No pilot likes seeing a crashed aircraft — it brings the reality of fighting too damned close. This one lay broken-winged, the long mottled snout pushing into a pile of snow, propeller blades snapped off at the impact. Jingo spat and walked around the fighter, his bootprints marking a deep brown in the white snow. He spat again and shook his head.
‘Just another long-nosed job. Take a look inside, Gus: log book, maps.’
I didn’t expect to find any. We even empty our pockets before a flight. So I jumped up onto the wing, my feet skidding. The canopy was smashed open and one look inside was enough. The pilot was still there, his head — what was left of it — smashed into the control panel.
I felt in the side-pockets of the cockpit. My fingers touched something hard and I pulled it out, scrambled off the wing, feeling sick. That unknown German pilot would add his stink to the spring thaw too. I held out what I had found to Jingo: a long-barrelled German automatic in its holster.
Jingo’s eyes gleamed. ‘Hey, this is a collector’s item.’ As he pulled it out of the holster, a little black-covered book came away too. ‘Parabellum 8mm Luger with a wooden grip. Yours now, Gus.’
I stuck the pistol away in my layers of clothing. Jingo was looking at the little book, a diary of sorts. ‘So. His name was Erlich Knopf, aged thirty, wife and two kids, quantity surveyor before the war, lived in Heidelberg. His wife is Gerda — rather his widow. She’ll have got her nice little card by now.’
Erlich the quantity surveyor would sit in his cockpit until spring.
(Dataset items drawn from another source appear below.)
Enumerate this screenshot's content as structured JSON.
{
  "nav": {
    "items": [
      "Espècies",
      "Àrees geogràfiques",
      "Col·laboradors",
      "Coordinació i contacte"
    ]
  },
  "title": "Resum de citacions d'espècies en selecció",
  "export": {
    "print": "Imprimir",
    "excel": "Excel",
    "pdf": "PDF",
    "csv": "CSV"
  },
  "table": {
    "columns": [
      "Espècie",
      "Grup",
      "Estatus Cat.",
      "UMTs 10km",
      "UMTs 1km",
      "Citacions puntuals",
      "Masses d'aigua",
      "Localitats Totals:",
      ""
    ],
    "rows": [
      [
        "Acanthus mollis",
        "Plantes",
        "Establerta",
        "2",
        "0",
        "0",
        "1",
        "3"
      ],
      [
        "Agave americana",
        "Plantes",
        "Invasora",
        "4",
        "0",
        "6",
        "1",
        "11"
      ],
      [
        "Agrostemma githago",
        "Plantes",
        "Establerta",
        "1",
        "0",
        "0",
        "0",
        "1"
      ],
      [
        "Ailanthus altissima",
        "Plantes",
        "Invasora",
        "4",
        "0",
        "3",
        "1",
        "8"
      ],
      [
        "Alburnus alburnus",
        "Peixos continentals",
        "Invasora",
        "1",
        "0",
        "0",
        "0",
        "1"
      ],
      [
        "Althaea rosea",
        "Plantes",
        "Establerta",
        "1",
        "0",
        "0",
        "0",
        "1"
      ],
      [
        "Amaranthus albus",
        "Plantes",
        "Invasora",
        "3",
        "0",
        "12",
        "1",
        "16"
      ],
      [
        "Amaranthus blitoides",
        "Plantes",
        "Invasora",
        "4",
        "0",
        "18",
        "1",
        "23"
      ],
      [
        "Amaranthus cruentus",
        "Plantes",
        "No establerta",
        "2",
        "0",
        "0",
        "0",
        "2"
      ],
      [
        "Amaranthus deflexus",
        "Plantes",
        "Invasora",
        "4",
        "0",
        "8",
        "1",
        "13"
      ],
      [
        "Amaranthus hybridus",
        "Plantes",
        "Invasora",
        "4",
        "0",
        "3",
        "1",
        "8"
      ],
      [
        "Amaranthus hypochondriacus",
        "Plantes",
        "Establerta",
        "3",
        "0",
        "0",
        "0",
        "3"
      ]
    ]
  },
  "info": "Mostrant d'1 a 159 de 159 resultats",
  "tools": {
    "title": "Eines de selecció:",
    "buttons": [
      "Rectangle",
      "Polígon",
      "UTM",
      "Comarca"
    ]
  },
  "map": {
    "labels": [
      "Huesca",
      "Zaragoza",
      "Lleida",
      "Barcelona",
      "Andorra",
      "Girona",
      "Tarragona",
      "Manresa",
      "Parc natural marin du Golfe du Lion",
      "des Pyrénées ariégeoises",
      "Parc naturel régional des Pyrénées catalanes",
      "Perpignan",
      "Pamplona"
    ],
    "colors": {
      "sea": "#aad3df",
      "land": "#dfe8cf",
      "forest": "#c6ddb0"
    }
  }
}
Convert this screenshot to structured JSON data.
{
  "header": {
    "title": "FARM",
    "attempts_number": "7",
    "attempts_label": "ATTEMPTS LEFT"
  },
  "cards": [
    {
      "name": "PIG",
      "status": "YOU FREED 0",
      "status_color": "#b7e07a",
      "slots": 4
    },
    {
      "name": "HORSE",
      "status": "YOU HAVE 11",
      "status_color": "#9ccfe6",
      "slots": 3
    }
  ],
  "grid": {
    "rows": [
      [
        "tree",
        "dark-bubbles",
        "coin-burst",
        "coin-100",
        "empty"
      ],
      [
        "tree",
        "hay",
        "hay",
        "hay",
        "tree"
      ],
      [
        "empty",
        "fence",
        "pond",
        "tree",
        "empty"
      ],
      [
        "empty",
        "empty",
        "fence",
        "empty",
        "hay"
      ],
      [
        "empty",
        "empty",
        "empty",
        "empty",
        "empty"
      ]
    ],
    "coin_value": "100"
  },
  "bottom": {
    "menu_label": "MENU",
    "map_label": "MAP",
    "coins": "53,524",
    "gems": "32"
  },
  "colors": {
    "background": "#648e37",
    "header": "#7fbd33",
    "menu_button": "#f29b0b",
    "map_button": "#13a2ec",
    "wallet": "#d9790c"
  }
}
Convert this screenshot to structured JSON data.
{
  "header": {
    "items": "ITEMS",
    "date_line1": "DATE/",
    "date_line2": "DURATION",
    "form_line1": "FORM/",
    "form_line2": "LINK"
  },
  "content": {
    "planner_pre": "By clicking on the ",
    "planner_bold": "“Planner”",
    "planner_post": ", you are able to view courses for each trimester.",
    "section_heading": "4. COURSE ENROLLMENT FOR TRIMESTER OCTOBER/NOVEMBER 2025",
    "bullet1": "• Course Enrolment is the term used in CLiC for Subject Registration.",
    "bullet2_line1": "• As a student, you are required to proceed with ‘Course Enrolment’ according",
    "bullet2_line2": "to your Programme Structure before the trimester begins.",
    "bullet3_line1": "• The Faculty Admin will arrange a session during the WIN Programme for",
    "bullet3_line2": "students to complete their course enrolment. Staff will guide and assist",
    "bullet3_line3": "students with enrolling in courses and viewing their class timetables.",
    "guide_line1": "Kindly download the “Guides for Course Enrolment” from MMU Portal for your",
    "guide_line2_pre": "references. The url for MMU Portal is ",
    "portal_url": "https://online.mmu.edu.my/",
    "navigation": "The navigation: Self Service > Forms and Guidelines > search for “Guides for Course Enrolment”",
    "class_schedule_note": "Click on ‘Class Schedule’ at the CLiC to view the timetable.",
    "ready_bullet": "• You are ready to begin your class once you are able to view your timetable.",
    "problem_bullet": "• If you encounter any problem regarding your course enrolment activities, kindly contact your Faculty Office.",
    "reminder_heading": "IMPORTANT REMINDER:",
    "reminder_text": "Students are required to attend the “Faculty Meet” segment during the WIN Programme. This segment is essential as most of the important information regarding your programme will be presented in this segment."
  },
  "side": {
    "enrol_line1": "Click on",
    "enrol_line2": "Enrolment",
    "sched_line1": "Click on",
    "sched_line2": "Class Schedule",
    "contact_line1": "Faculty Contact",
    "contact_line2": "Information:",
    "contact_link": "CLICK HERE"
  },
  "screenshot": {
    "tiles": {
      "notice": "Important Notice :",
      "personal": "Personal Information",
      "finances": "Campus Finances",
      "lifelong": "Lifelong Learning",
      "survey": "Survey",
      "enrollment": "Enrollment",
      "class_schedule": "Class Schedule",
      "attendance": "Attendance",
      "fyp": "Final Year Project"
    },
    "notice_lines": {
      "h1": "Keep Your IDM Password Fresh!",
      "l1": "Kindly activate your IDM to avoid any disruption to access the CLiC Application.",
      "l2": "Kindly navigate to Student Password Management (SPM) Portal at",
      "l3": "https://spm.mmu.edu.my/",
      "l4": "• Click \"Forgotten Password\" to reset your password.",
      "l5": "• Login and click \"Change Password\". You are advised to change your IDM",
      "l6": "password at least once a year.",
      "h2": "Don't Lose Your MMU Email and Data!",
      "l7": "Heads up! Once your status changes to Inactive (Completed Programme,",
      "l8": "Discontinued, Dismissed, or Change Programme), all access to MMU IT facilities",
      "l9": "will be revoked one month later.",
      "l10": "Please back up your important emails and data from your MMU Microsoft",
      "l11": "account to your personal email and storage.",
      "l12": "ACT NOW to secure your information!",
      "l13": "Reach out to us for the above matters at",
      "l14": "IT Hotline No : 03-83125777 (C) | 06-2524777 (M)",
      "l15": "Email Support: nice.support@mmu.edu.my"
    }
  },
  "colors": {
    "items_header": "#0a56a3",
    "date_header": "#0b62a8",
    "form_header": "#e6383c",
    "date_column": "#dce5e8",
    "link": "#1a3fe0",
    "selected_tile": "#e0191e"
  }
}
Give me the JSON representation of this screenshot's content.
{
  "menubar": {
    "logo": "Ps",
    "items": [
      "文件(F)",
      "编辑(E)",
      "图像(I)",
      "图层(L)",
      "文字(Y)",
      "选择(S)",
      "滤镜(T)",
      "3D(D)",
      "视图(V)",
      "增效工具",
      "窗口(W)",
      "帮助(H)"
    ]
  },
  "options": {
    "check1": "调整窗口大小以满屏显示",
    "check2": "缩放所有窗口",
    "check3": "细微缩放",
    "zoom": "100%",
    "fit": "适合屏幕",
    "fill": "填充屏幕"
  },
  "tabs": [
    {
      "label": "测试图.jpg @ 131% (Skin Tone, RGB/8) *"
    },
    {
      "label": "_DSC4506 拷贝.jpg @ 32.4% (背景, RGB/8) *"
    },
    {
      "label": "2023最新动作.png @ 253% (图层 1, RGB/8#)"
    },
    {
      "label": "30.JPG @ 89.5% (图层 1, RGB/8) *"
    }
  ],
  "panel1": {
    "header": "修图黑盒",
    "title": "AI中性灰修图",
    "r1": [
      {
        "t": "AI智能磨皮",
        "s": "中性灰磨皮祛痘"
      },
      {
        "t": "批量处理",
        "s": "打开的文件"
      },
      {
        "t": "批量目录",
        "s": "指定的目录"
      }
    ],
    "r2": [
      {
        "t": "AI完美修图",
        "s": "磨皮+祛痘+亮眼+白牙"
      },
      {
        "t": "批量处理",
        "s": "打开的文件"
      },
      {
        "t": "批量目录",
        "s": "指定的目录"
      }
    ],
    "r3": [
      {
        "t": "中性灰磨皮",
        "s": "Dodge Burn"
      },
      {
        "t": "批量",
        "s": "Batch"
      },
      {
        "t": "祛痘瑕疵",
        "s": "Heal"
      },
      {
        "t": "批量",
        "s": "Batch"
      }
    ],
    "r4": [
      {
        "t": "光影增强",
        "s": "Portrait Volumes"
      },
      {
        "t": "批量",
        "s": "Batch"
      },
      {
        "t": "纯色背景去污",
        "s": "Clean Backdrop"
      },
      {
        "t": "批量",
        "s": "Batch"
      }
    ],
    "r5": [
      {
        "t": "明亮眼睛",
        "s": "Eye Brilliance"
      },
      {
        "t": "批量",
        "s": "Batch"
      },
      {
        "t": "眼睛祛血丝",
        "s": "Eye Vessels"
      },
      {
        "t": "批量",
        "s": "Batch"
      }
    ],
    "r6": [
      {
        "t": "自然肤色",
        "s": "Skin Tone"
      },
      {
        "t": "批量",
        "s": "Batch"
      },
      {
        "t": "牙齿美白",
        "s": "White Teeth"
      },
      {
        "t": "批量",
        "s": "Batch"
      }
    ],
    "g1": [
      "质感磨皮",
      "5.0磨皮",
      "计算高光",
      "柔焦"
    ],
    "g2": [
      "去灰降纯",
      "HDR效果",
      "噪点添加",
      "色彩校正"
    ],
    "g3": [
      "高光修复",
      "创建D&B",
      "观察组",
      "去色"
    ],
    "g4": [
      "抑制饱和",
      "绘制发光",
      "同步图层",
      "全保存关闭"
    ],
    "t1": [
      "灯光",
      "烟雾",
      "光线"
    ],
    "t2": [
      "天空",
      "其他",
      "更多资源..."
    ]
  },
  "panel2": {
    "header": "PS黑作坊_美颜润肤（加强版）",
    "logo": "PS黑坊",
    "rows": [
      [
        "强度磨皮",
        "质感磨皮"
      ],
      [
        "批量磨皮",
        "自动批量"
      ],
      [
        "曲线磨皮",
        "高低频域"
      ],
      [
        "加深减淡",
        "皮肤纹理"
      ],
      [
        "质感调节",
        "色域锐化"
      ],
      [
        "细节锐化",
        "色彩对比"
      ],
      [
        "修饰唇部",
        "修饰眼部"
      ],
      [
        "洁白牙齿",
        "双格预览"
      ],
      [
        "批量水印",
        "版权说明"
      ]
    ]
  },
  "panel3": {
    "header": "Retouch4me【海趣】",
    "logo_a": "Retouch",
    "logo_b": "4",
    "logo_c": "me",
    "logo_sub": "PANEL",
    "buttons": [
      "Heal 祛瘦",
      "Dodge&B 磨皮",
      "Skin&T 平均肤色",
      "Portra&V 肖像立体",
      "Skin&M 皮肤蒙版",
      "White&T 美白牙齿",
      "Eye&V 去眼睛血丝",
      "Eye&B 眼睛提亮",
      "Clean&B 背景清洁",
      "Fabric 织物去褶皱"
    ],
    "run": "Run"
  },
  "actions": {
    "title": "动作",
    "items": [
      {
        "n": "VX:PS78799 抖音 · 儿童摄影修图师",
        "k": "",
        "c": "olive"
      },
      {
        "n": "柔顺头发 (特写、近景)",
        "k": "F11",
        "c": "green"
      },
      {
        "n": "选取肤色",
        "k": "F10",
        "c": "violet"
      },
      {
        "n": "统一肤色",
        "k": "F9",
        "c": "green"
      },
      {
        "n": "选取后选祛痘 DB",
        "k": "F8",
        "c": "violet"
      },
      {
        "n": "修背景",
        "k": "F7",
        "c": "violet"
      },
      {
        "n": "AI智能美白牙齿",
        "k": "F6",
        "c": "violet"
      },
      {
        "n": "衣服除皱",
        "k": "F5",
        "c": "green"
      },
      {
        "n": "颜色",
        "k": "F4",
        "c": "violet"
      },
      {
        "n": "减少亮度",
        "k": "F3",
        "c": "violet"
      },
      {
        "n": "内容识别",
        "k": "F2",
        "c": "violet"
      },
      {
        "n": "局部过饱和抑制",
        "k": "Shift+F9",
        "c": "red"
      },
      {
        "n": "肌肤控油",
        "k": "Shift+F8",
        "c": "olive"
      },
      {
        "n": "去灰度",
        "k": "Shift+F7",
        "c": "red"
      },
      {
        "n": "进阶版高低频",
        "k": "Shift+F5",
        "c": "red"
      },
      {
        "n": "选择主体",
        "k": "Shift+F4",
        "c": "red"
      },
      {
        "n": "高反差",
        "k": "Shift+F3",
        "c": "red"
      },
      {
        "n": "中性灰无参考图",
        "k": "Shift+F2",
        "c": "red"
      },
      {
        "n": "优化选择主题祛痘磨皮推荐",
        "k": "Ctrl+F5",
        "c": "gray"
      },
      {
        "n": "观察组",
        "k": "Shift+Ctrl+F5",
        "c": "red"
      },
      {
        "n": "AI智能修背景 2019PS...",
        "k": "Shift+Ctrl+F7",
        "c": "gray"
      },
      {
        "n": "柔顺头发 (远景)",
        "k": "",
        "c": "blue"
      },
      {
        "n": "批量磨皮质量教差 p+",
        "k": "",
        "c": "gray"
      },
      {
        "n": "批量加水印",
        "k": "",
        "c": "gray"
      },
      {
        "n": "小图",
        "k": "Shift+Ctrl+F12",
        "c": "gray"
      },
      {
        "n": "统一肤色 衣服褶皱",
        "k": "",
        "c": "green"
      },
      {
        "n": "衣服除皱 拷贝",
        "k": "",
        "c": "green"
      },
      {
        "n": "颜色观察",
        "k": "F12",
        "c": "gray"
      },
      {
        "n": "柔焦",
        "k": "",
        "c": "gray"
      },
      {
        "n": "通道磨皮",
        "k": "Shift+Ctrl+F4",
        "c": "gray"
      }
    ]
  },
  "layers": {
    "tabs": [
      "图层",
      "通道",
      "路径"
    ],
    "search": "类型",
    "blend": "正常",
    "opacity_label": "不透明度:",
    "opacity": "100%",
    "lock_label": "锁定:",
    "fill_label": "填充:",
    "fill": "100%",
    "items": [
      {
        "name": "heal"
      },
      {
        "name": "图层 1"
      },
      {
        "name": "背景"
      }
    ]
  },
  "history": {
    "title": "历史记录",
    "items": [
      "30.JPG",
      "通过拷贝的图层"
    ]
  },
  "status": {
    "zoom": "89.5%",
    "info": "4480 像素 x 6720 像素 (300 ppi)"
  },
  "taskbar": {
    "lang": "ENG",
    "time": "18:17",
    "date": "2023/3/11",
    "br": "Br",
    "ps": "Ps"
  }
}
What was left of him would end up in some hastily-dug common grave. Jingo flicked the little book back into the cockpit and we set off back to headquarters. Giving that body a name and a family made him uncomfortably close to us. Neither of us talked.
Back at the airfield, Jingo borrowed the Luger and returned it a day later. He’d carved my name in the wooden butt, the ‘s’ of Gus scored like the German S.S. rune. He gave a savage little chuckle as he did.
‘Might bring you luck, old son.’
It would bring me luck — of a kind. I was lucky not to see a month or so ahead. Or the rest of my life, for that matter.